Cow16

Filed under: by tamber
19 July 2012 @ 08:02

Since I keep feeling like I should really be adding more content to this blog-thing, I decided I should try to explain the why and wherefore of one of my projects-of-little-purpose.

The project I've chosen, since I seem to be having fun with it, right now (That will probably change, when I start having to work on the boring bits of it, though.), is cow16.

A later post will go into the painfully gritty^W^Wfun of programming it!

I'll start at the beginning, because that seems like a good place to start; it's a fairly crude, horrible mess of a simple toy processor.

Its design is fairly simple (leaving out how horribly complex it would be to actually implement in hardware; but that's irrelevant, to me.); based around a stack-machine.

3 stacks

By default, they're 10 deep. Nothing I'm likely to do whilst experimenting is likely to run into that limit; but it's easy to increase it later.

5 registers

35 fixed-width not-really-encoded instructions.

Thankfully, they're pretty simple, because all code has to be hand-assembled, at the moment.
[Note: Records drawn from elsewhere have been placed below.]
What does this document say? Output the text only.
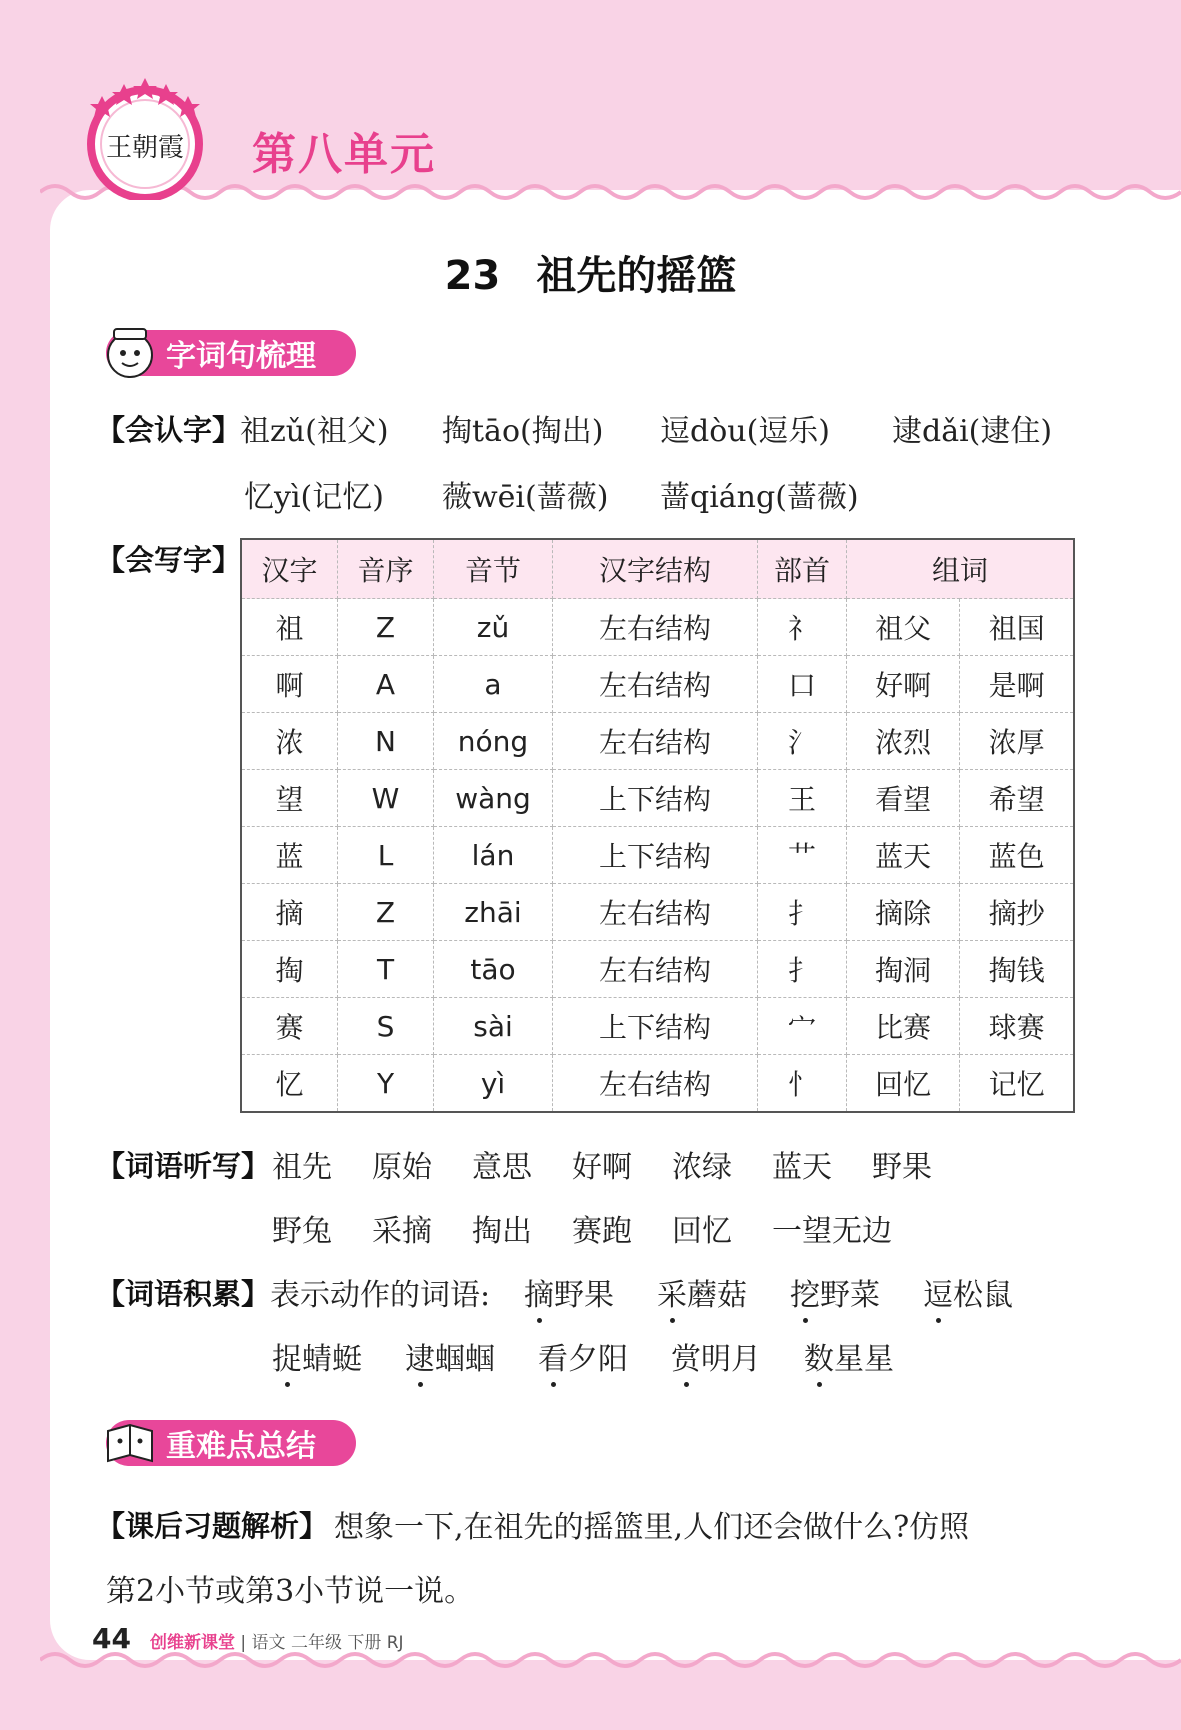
王朝霞 第八单元
23 祖先的摇篮
字词句梳理
【会认字】
祖zǔ(祖父) 掏tāo(掏出) 逗dòu(逗乐) 逮dǎi(逮住)
忆yì(记忆) 薇wēi(蔷薇) 蔷qiáng(蔷薇)
【会写字】 汉字	音序	音节	汉字结构	部首	组词	
祖	Z	zǔ	左右结构	礻	祖父	祖国
啊	A	a	左右结构	口	好啊	是啊
浓	N	nóng	左右结构	氵	浓烈	浓厚
望	W	wàng	上下结构	王	看望	希望
蓝	L	lán	上下结构	艹	蓝天	蓝色
摘	Z	zhāi	左右结构	扌	摘除	摘抄
掏	T	tāo	左右结构	扌	掏洞	掏钱
赛	S	sài	上下结构	宀	比赛	球赛
忆	Y	yì	左右结构	忄	回忆	记忆
【词语听写】 祖先 原始 意思 好啊 浓绿 蓝天 野果
野兔 采摘 掏出 赛跑 回忆 一望无边
【词语积累】 表示动作的词语: 摘野果 采蘑菇 挖野菜 逗松鼠
捉蜻蜓 逮蝈蝈 看夕阳 赏明月 数星星
重难点总结
【课后习题解析】 想象一下,在祖先的摇篮里,人们还会做什么?仿照
第2小节或第3小节说一说。
44 创维新课堂 | 语文 二年级 下册 RJ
Writing an assembler, or a compiler, is being left as an exercise for a rainy month sometime after I finish hammering the processor itself into something I'm reasonably happy with.
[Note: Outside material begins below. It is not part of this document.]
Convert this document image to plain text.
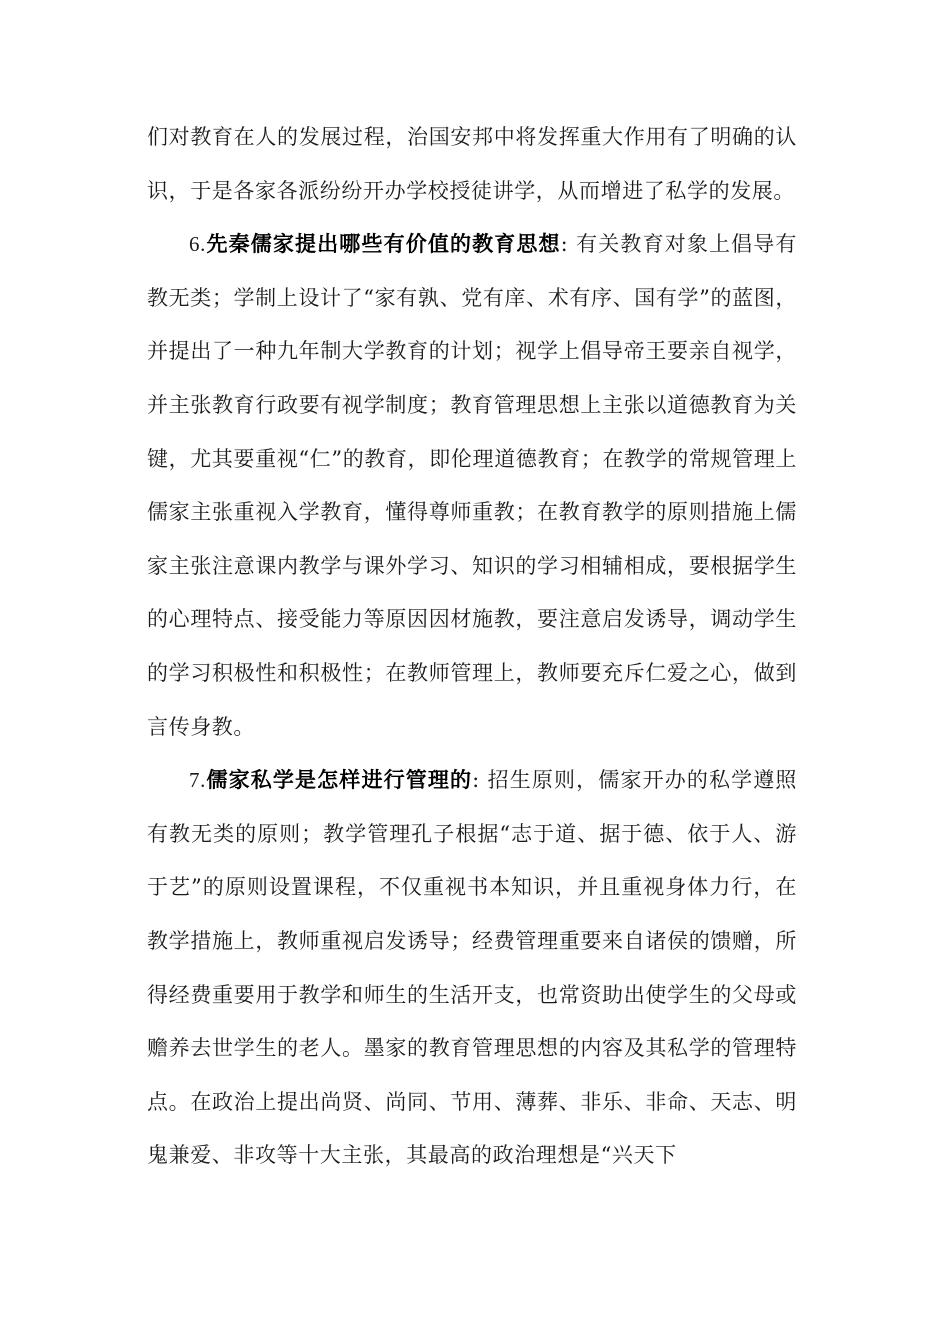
们对教育在人的发展过程，治国安邦中将发挥重大作用有了明确的认识，于是各家各派纷纷开办学校授徒讲学，从而增进了私学的发展。

6.先秦儒家提出哪些有价值的教育思想: 有关教育对象上倡导有教无类；学制上设计了“家有孰、党有庠、术有序、国有学”的蓝图，并提出了一种九年制大学教育的计划；视学上倡导帝王要亲自视学，并主张教育行政要有视学制度；教育管理思想上主张以道德教育为关键，尤其要重视“仁”的教育，即伦理道德教育；在教学的常规管理上儒家主张重视入学教育，懂得尊师重教；在教育教学的原则措施上儒家主张注意课内教学与课外学习、知识的学习相辅相成，要根据学生的心理特点、接受能力等原因因材施教，要注意启发诱导，调动学生的学习积极性和积极性；在教师管理上，教师要充斥仁爱之心，做到言传身教。

7.儒家私学是怎样进行管理的: 招生原则，儒家开办的私学遵照有教无类的原则；教学管理孔子根据“志于道、据于德、依于人、游于艺”的原则设置课程，不仅重视书本知识，并且重视身体力行，在教学措施上，教师重视启发诱导；经费管理重要来自诸侯的馈赠，所得经费重要用于教学和师生的生活开支，也常资助出使学生的父母或赡养去世学生的老人。墨家的教育管理思想的内容及其私学的管理特点。在政治上提出尚贤、尚同、节用、薄葬、非乐、非命、天志、明鬼兼爱、非攻等十大主张，其最高的政治理想是“兴天下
They're a word wide, the lowest 9 bits specify the opcode (Giving 512 opcodes to play with), and the upper 7 specify a processor type.

"Processor type?"

Yes, a processor type; so that co-processors of different types can be stuck into the system, each interpreting the 512 opcodes differently, and what happens is decided by which processor is selected by the upper 7 bits.

"...stuck into...?"

No, I haven't figured that bit out yet. That's likely to be one of the un-fun things to do. It will most likely be a parallel bus that the word gets shoved down; and each processor masks out instructions that aren't for its type.

Anyway!

A Dash of Memory

It also has 65535 16-bit words of main memory in a flat address space, some of which are eaten up by various little things, which include:

However, the rest of the memory is available for user code and data. A massive 65,272 words. Just imagine the possibilities!
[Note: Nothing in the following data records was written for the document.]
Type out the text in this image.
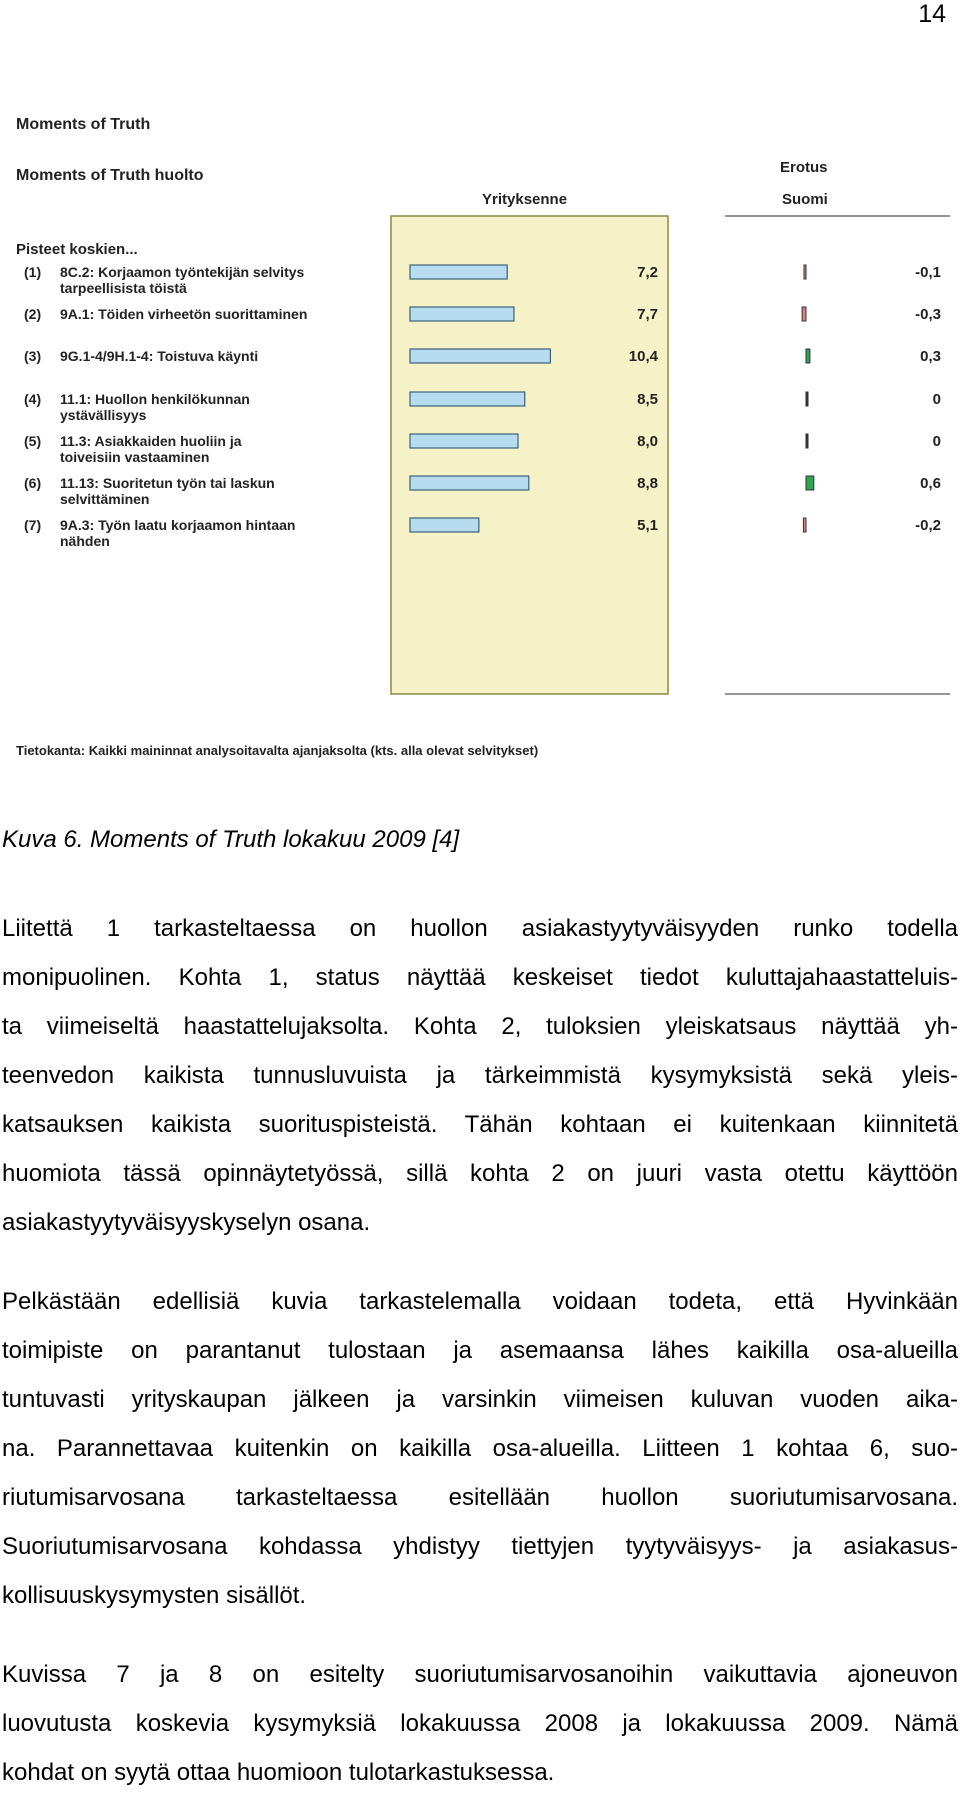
14
Moments of Truth
Moments of Truth huolto
Yrityksenne
Erotus
Suomi
Pisteet koskien...
(1) 8C.2: Korjaamon työntekijän selvitys
tarpeellisista töistä
7,2	-0,1
(2) 9A.1: Töiden virheetön suorittaminen	7,7	-0,3
(3) 9G.1-4/9H.1-4: Toistuva käynti	10,4	0,3
(4) 11.1: Huollon henkilökunnan
ystävällisyys
8,5	0
(5) 11.3: Asiakkaiden huoliin ja
toiveisiin vastaaminen
8,0	0
(6) 11.13: Suoritetun työn tai laskun
selvittäminen
8,8	0,6
(7) 9A.3: Työn laatu korjaamon hintaan
nähden
5,1	-0,2
Tietokanta: Kaikki maininnat analysoitavalta ajanjaksolta (kts. alla olevat selvitykset)
Kuva 6. Moments of Truth lokakuu 2009 [4]
Liitettä 1 tarkasteltaessa on huollon asiakastyytyväisyyden runko todella
monipuolinen. Kohta 1, status näyttää keskeiset tiedot kuluttajahaastatteluis-
ta viimeiseltä haastattelujaksolta. Kohta 2, tuloksien yleiskatsaus näyttää yh-
teenvedon kaikista tunnusluvuista ja tärkeimmistä kysymyksistä sekä yleis-
katsauksen kaikista suorituspisteistä. Tähän kohtaan ei kuitenkaan kiinnitetä
huomiota tässä opinnäytetyössä, sillä kohta 2 on juuri vasta otettu käyttöön
asiakastyytyväisyyskyselyn osana.
Pelkästään edellisiä kuvia tarkastelemalla voidaan todeta, että Hyvinkään
toimipiste on parantanut tulostaan ja asemaansa lähes kaikilla osa-alueilla
tuntuvasti yrityskaupan jälkeen ja varsinkin viimeisen kuluvan vuoden aika-
na. Parannettavaa kuitenkin on kaikilla osa-alueilla. Liitteen 1 kohtaa 6, suo-
riutumisarvosana tarkasteltaessa esitellään huollon suoriutumisarvosana.
Suoriutumisarvosana kohdassa yhdistyy tiettyjen tyytyväisyys- ja asiakasus-
kollisuuskysymysten sisällöt.
Kuvissa 7 ja 8 on esitelty suoriutumisarvosanoihin vaikuttavia ajoneuvon
luovutusta koskevia kysymyksiä lokakuussa 2008 ja lokakuussa 2009. Nämä
kohdat on syytä ottaa huomioon tulotarkastuksessa.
Accessing individual bytes is left as an exercise for the victim^W reader. (Hint: Shifts and XOR. "Not efficient, or easy to use; but it was easy to implement." is our motto here!)

A Pinch of I/O

At the moment, it's really only O. There are two I/O ports, both 16 bits wide ("Because it was easy to implement like that."), that just display in the UI.

The intent is for them to somehow (Yup, another thing I haven't thought out all that much.) be connected to other (external) programs that pretend to be devices. UNIX sockets spring to mind here, but I'm not sure I particularly like that idea; it just seems somewhat overcomplicated. ("Oh, and the rest of this thing isn't?!" Shush.)

The currently implemented UI looks kinda neat when I run the simple I/O test BIOS, though. Blinkenlights! (Even though all it does is increment a counter and write it out to PORT A.)

Incrementing the blinkenlights

Figuring out how to make I/O actually work as I/O is pretty high on my list of things to do. (Mostly because all the fun stuff comes from interacting with the world.)

And a list of bugs longer than my arm

Okay, it's not quite that bad. There are only a few bugs that I've found, and I already have a plan to deal with most of them.

I'm rather surprised there aren't more; but I'm sure I'll find some when I try to do anything interesting with it.

...

Large chunks of the spec have now managed to become stable enough that they can be almost relied upon not to be changed; the list of opcodes, for example.

And, probably, the memory map; but don't quote me on that bit. It's my toy project, I make no promises about stability, and reserve the right to make massive changes (Like how I just rewrote it from the ground up to get cow16) with little to no notice.

If you don't like it, go write your own. In fact, go write your own anyway; it's fun. (Most of the time. Except when you have to sit and think through the hard bits that are blocking you from playing with the fun bits.)